Casablanca 2010, un plan de développement ambitieux
Les professionnels du tourisme de Casablanca ont mis en œuvre un plan de développement du tourisme d’affaires, baptisé Casablanca 2010. Objectif affiché : faire de Casablanca l’une des grandes destinations pour les séjours incentive et développer les congrès et conférences internationales. Première étape : rappeler les atouts d’une ville qui compte 200 restaurants classés, une capacité d’accueil hôtelière de 5.400 chambres (7.800 lits), avec 17 hôtels en construction, et un nouveau palais des congrès également en projet. Au rayon des équipements, Casablanca profite aussi de ses installations golfiques, dont un parcours (neuf trous) situé en plein cœur de la cité. « D’ici à sept ans, nous voulons avoir 10.000 chambres classées et accueillir un million de visiteurs par an », annonce le président du CRT Omar Kabbaj. L’ambition est sans doute un peu grande, mais Casablanca est tout de même déjà la troisième destination au Maroc, avec une fréquentation très largement liée au tourisme d’affaires. Pour convaincre les professionnels, le CRT de Casablanca vient d’entamer une série d’éductours. L’Hexagone reste un marché primordial, puisque plus de la moitié de la clientèle d’affaires de Casablanca est française.

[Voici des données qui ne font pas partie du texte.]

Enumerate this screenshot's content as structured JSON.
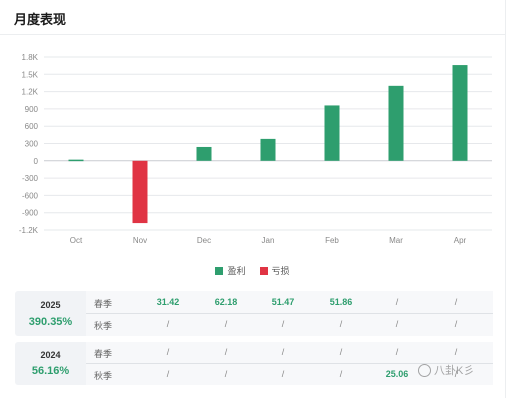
{
  "header": {
    "title": "月度表现"
  },
  "chart_data": {
    "type": "bar",
    "categories": [
      "Oct",
      "Nov",
      "Dec",
      "Jan",
      "Feb",
      "Mar",
      "Apr"
    ],
    "values": [
      20,
      -1080,
      240,
      380,
      960,
      1300,
      1660
    ],
    "yticks": [
      1800,
      1500,
      1200,
      900,
      600,
      300,
      0,
      -300,
      -600,
      -900,
      -1200
    ],
    "ytick_labels": [
      "1.8K",
      "1.5K",
      "1.2K",
      "900",
      "600",
      "300",
      "0",
      "-300",
      "-600",
      "-900",
      "-1.2K"
    ],
    "ylim": [
      -1200,
      1800
    ],
    "grid": true,
    "legend_position": "bottom",
    "legend": [
      {
        "label": "盈利",
        "color": "#2e9e6e"
      },
      {
        "label": "亏损",
        "color": "#e03444"
      }
    ],
    "colors": {
      "profit": "#2e9e6e",
      "loss": "#e03444"
    }
  },
  "summary": [
    {
      "year": "2025",
      "pct": "390.35%",
      "rows": [
        {
          "label": "春季",
          "cells": [
            "31.42",
            "62.18",
            "51.47",
            "51.86",
            "/",
            "/"
          ]
        },
        {
          "label": "秋季",
          "cells": [
            "/",
            "/",
            "/",
            "/",
            "/",
            "/"
          ]
        }
      ]
    },
    {
      "year": "2024",
      "pct": "56.16%",
      "rows": [
        {
          "label": "春季",
          "cells": [
            "/",
            "/",
            "/",
            "/",
            "/",
            "/"
          ]
        },
        {
          "label": "秋季",
          "cells": [
            "/",
            "/",
            "/",
            "/",
            "25.06",
            "/"
          ]
        }
      ]
    }
  ],
  "watermark": "八卦K彡"
}
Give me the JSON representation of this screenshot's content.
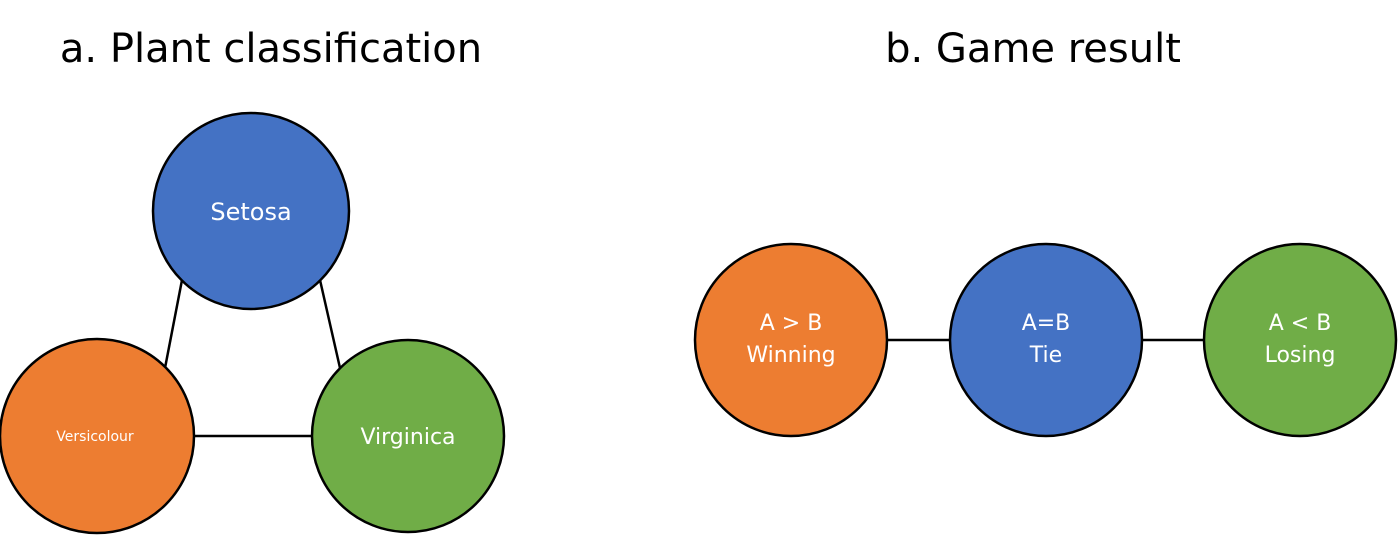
{
  "colors": {
    "orange": "#ED7D31",
    "blue": "#4472C4",
    "green": "#70AD47",
    "background": "#FFFFFF",
    "line": "#000000",
    "node_text": "#FFFFFF"
  },
  "diagram_a": {
    "title": "a. Plant classification",
    "nodes": {
      "setosa": {
        "label": "Setosa",
        "color": "#4472C4"
      },
      "versicolour": {
        "label": "Versicolour",
        "color": "#ED7D31"
      },
      "virginica": {
        "label": "Virginica",
        "color": "#70AD47"
      }
    },
    "edges": [
      [
        "setosa",
        "versicolour"
      ],
      [
        "setosa",
        "virginica"
      ],
      [
        "versicolour",
        "virginica"
      ]
    ]
  },
  "diagram_b": {
    "title": "b. Game result",
    "nodes": {
      "winning": {
        "line1": "A > B",
        "line2": "Winning",
        "color": "#ED7D31"
      },
      "tie": {
        "line1": "A=B",
        "line2": "Tie",
        "color": "#4472C4"
      },
      "losing": {
        "line1": "A < B",
        "line2": "Losing",
        "color": "#70AD47"
      }
    },
    "edges": [
      [
        "winning",
        "tie"
      ],
      [
        "tie",
        "losing"
      ]
    ]
  }
}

L’avis des professionnels sur la destination
Danielle Guichard, directrice technique chez TCI « Casablanca est une ville moderne et dynamique, et s’affiche comme telle, à la différence des autres villes du Maroc, plus traditionnelles, comme Marrakech ou Essaouira, ou encore Ouarzazate. De fait, nous devons apprendre à concevoir tout un programme de tourisme d’affaires complètement différent de ceux que nous avons l’habitude de proposer à nos clients souhaitant se rendre au Maroc. Je pense qu’il ne faut pas comparer Casablanca aux autres cités marocaines, mais plutôt à d’autres villes modernes du sud de l’Europe, comme Barcelone par exemple. »

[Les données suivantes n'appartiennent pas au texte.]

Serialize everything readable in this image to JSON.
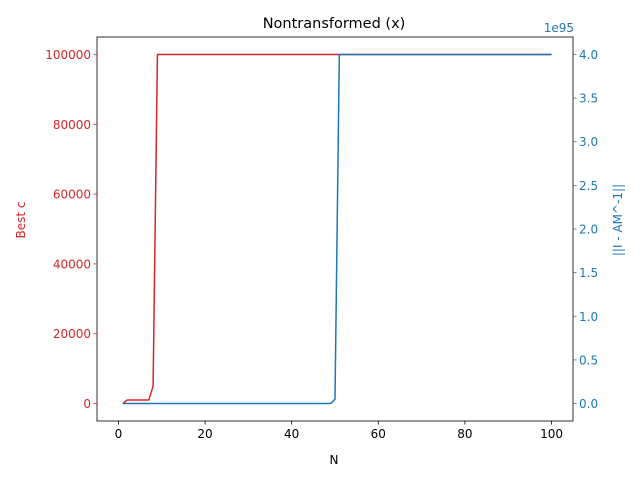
{
  "chart_data": {
    "type": "line",
    "title": "Nontransformed (x)",
    "xlabel": "N",
    "xlim": [
      -4.95,
      104.95
    ],
    "x_ticks": [
      0,
      20,
      40,
      60,
      80,
      100
    ],
    "left_axis": {
      "label": "Best c",
      "color": "#d62728",
      "ylim": [
        -5000,
        105000
      ],
      "ticks": [
        0,
        20000,
        40000,
        60000,
        80000,
        100000
      ]
    },
    "right_axis": {
      "label": "||I - AM^-1||",
      "color": "#1f77b4",
      "offset_text": "1e95",
      "ylim": [
        -0.2,
        4.2
      ],
      "ticks": [
        0.0,
        0.5,
        1.0,
        1.5,
        2.0,
        2.5,
        3.0,
        3.5,
        4.0
      ],
      "tick_labels": [
        "0.0",
        "0.5",
        "1.0",
        "1.5",
        "2.0",
        "2.5",
        "3.0",
        "3.5",
        "4.0"
      ]
    },
    "series": [
      {
        "axis": "left",
        "color": "#d62728",
        "x": [
          1,
          2,
          3,
          4,
          5,
          6,
          7,
          8,
          9,
          10,
          20,
          30,
          40,
          50,
          60,
          70,
          80,
          90,
          100
        ],
        "values": [
          0,
          1000,
          1000,
          1000,
          1000,
          1000,
          1000,
          5000,
          100000,
          100000,
          100000,
          100000,
          100000,
          100000,
          100000,
          100000,
          100000,
          100000,
          100000
        ]
      },
      {
        "axis": "right",
        "color": "#1f77b4",
        "x": [
          1,
          10,
          20,
          30,
          40,
          49,
          50,
          51,
          52,
          60,
          70,
          80,
          90,
          100
        ],
        "values": [
          0,
          0,
          0,
          0,
          0,
          0,
          0.05,
          4.0,
          4.0,
          4.0,
          4.0,
          4.0,
          4.0,
          4.0
        ]
      }
    ]
  }
}
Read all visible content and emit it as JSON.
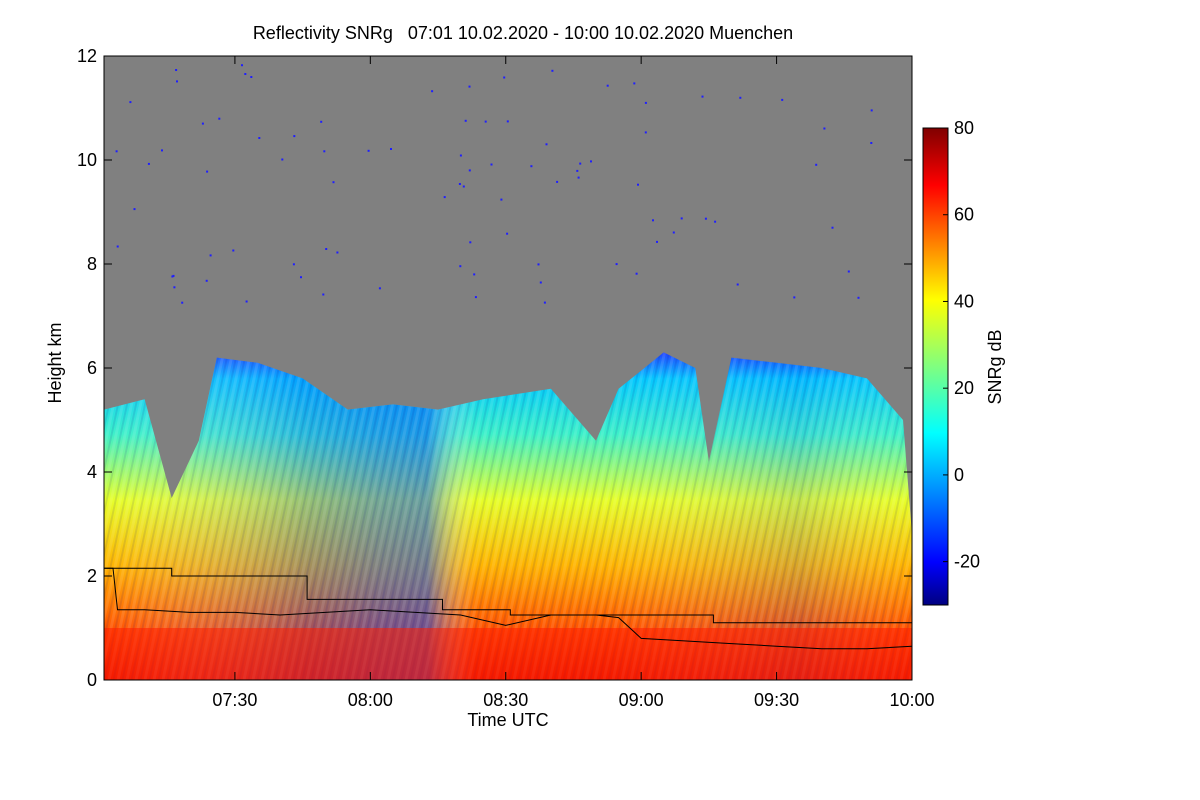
{
  "chart_data": {
    "type": "heatmap",
    "title": "Reflectivity SNRg   07:01 10.02.2020 - 10:00 10.02.2020 Muenchen",
    "xlabel": "Time UTC",
    "ylabel": "Height km",
    "colorbar_label": "SNRg dB",
    "x_range": [
      "07:01",
      "10:00"
    ],
    "y_range": [
      0,
      12
    ],
    "x_ticks": [
      "07:30",
      "08:00",
      "08:30",
      "09:00",
      "09:30",
      "10:00"
    ],
    "y_ticks": [
      "0",
      "2",
      "4",
      "6",
      "8",
      "10",
      "12"
    ],
    "colorbar_range": [
      -30,
      80
    ],
    "colorbar_ticks": [
      "-20",
      "0",
      "20",
      "40",
      "60",
      "80"
    ],
    "colormap": [
      "#000080",
      "#0000ff",
      "#00ffff",
      "#ffff00",
      "#ff0000",
      "#800000"
    ],
    "no_signal_color": "#808080",
    "cloud_top_km": {
      "times": [
        "07:01",
        "07:10",
        "07:16",
        "07:22",
        "07:26",
        "07:35",
        "07:45",
        "07:55",
        "08:05",
        "08:15",
        "08:25",
        "08:40",
        "08:50",
        "08:55",
        "09:05",
        "09:12",
        "09:15",
        "09:20",
        "09:30",
        "09:40",
        "09:50",
        "09:58",
        "10:00"
      ],
      "heights": [
        5.2,
        5.4,
        3.5,
        4.6,
        6.2,
        6.1,
        5.8,
        5.2,
        5.3,
        5.2,
        5.4,
        5.6,
        4.6,
        5.6,
        6.3,
        6.0,
        4.2,
        6.2,
        6.1,
        6.0,
        5.8,
        5.0,
        2.8
      ]
    },
    "series": [
      {
        "times": [
          "07:01",
          "07:04",
          "07:04",
          "07:16",
          "07:16",
          "07:46",
          "07:46",
          "08:16",
          "08:16",
          "08:31",
          "08:31",
          "09:16",
          "09:16",
          "10:00"
        ],
        "values": [
          2.15,
          2.15,
          2.15,
          2.15,
          2.0,
          2.0,
          1.55,
          1.55,
          1.35,
          1.35,
          1.25,
          1.25,
          1.1,
          1.1
        ]
      },
      {
        "times": [
          "07:01",
          "07:03",
          "07:04",
          "07:10",
          "07:20",
          "07:30",
          "07:40",
          "07:50",
          "08:00",
          "08:10",
          "08:20",
          "08:30",
          "08:40",
          "08:50",
          "08:55",
          "09:00",
          "09:10",
          "09:20",
          "09:30",
          "09:40",
          "09:50",
          "10:00"
        ],
        "values": [
          2.15,
          2.15,
          1.35,
          1.35,
          1.3,
          1.3,
          1.25,
          1.3,
          1.35,
          1.3,
          1.25,
          1.05,
          1.25,
          1.25,
          1.2,
          0.8,
          0.75,
          0.7,
          0.65,
          0.6,
          0.6,
          0.65
        ]
      }
    ]
  }
}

Ivan Markulic, chef de projet à l’agence Compagnie Meeting « Casablanca dispose de beaucoup d’atouts pour devenir une grande ville sur le segment du tourisme d’affaires : une bonne structure et une capacité hôtelière amenée à croître dans les prochaines années, un centre de congrès récent très bien pensé et aménagé, un aéroport bien desservi, un accueil et un savoir-faire. Casablanca, c’est aussi un centre-ville en effervescence, et cette vie est importante pour des événements qui s’inscrivent généralement dans une certaine dynamique. Restent cependant des problèmes à résoudre, comme les difficultés importantes à l’aéroport de Casablanca, avec une attente beaucoup trop longue durant l’enregistrement et le passage à la douane. Cet engorgement peut devenir une question très sensible si l’on envoie des groupes de 300 personnes. »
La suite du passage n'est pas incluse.